Decoding human B cell ontogeny in prenatal and adult bone marrow and in vitro models via single-cell multiomics

In humans, the bone marrow becomes the primary site for B lymphopoiesis during the second trimester of pregnancy and continues throughout life. Prenatal and adult B cell progenitors play distinct roles in the aetiology and pathology of paediatric and adult hematopoietic malignancies, though the molecular drivers of these differences remain unclear. Here, we created a comprehensive multiomics atlas of over 500k cells covering immune and stromal compartment from prenatal and adult bone marrow, enabling high-resolution analysis of the cell-intrinsic and cell-extrinsic processes that modulate prenatal and adult B lymphopoiesis.
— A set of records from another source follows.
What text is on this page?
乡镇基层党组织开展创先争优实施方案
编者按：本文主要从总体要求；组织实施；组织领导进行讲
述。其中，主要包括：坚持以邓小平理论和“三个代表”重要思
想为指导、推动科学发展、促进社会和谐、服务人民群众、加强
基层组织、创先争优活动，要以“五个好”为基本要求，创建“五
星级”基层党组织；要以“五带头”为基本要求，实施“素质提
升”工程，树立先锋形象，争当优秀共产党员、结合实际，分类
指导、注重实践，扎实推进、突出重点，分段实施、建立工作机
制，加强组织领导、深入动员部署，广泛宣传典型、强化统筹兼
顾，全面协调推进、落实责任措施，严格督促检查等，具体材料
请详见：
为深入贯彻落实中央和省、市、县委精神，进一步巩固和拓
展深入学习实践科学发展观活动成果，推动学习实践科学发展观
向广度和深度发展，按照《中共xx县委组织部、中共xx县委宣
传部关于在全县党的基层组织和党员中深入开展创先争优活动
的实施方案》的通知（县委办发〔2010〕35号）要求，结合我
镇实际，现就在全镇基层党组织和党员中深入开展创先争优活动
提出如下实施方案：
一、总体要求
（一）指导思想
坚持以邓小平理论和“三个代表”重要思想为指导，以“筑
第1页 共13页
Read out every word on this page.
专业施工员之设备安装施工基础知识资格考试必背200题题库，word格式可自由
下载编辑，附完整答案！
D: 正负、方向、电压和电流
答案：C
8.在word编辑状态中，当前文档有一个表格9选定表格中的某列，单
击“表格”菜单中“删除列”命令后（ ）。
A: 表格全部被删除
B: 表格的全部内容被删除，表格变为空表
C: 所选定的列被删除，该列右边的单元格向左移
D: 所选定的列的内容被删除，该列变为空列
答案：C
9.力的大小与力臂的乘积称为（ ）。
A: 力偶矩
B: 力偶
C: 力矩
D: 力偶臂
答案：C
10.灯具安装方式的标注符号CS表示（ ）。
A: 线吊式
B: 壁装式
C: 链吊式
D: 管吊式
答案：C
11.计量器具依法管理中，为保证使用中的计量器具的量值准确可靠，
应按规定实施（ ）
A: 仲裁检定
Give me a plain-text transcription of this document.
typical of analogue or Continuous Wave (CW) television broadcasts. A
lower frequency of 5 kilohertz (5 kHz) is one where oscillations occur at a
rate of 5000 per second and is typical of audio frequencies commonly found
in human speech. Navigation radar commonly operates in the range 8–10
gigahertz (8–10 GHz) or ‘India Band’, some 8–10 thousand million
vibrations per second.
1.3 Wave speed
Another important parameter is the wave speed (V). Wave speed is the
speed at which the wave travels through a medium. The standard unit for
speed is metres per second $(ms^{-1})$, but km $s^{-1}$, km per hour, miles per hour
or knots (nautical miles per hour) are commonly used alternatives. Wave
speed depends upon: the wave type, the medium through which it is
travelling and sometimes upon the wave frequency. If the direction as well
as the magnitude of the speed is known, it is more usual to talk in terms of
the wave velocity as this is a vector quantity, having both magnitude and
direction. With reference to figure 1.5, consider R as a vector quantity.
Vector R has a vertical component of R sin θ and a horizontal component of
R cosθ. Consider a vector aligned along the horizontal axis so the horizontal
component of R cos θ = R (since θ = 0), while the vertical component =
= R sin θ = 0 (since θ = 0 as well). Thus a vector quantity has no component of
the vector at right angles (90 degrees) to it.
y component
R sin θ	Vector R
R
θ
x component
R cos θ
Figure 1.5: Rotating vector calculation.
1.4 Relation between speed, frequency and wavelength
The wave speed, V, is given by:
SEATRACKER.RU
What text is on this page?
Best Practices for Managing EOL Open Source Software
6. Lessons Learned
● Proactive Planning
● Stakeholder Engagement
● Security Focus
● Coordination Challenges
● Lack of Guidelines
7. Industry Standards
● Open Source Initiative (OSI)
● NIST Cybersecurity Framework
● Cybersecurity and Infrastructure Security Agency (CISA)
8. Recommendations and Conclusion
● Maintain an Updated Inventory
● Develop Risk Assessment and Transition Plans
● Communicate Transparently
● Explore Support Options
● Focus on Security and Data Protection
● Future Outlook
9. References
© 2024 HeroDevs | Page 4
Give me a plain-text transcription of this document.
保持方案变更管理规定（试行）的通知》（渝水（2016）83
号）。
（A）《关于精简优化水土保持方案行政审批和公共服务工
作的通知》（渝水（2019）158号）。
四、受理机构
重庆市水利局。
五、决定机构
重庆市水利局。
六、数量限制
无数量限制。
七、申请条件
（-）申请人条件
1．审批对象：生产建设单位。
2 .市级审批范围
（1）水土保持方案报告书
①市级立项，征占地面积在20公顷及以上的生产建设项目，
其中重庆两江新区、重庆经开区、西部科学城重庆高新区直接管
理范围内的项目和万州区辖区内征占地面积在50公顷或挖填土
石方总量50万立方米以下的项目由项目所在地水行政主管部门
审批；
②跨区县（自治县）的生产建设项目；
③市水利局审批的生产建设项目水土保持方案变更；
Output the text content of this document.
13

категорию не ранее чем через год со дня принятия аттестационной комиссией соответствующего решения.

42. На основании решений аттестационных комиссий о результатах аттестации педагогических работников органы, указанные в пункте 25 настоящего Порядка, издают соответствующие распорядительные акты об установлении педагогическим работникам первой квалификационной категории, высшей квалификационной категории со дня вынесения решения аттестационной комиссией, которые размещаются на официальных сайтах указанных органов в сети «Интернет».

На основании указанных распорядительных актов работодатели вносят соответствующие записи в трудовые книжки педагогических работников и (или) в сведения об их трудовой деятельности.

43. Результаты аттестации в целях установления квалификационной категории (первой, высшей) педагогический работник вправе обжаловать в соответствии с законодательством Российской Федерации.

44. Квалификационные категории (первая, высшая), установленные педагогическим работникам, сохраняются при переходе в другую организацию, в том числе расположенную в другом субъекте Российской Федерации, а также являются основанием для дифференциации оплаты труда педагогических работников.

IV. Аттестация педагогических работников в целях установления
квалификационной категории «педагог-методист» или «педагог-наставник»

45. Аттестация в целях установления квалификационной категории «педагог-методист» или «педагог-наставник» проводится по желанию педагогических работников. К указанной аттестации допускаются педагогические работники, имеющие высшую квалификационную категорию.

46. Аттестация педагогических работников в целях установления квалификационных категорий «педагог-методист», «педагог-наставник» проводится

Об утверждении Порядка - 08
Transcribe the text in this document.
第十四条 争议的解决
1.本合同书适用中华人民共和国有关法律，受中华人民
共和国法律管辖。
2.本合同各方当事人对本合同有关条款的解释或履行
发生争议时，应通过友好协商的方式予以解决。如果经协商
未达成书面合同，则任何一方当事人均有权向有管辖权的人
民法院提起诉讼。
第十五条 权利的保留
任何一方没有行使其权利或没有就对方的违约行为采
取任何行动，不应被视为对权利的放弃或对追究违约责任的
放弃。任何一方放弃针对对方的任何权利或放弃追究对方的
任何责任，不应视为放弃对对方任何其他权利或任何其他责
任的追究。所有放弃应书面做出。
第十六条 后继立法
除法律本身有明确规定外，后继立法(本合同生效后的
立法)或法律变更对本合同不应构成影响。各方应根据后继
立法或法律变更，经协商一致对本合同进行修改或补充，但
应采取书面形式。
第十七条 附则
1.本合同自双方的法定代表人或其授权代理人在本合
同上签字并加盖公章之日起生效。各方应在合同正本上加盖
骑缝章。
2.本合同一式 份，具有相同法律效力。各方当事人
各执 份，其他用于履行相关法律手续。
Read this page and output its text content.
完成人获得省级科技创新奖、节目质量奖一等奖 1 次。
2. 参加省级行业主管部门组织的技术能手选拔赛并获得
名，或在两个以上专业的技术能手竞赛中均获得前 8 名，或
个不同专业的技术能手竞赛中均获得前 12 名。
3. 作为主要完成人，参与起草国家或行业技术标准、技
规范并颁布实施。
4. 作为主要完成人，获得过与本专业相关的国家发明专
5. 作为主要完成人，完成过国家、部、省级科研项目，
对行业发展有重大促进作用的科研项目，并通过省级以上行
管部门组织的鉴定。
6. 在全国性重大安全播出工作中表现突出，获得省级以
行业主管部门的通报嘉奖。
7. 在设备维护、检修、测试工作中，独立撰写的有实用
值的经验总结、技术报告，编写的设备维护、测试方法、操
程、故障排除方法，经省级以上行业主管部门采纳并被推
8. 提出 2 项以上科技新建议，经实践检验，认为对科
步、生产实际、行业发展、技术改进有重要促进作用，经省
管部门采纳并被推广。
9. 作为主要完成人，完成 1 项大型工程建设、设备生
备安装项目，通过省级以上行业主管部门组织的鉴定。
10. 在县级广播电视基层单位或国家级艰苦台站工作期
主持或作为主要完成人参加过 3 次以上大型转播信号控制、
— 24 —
Even though B cells follow broadly similar developmental trajectories, we identify a novel postnatal lateCLP subset equivalent to prenatal preProB cells, and uncover prenatal cells carry several signatures characteristic of leukemias, including enhanced proliferation, higher RAG1/RAG2 activity, extrinsic B cell signals such as IL7, and lower retention signals in the bone marrow. We also developed and characterised, at both cellular and molecular levels, a new experimental framework for generating B cell precursors from human induced pluripotent stem cells (hiPSCs), and show that it faithfully recapitulates key stages of B cell differentiation. Together, our single-cell multiomics atlas of B lymphopoiesis in vivo and in vitro offers detailed insights into the unique molecular features of prenatal and adult B cell lymphopoiesis, and serves as a powerful resource for investigating the early events that contribute to haematological disorders.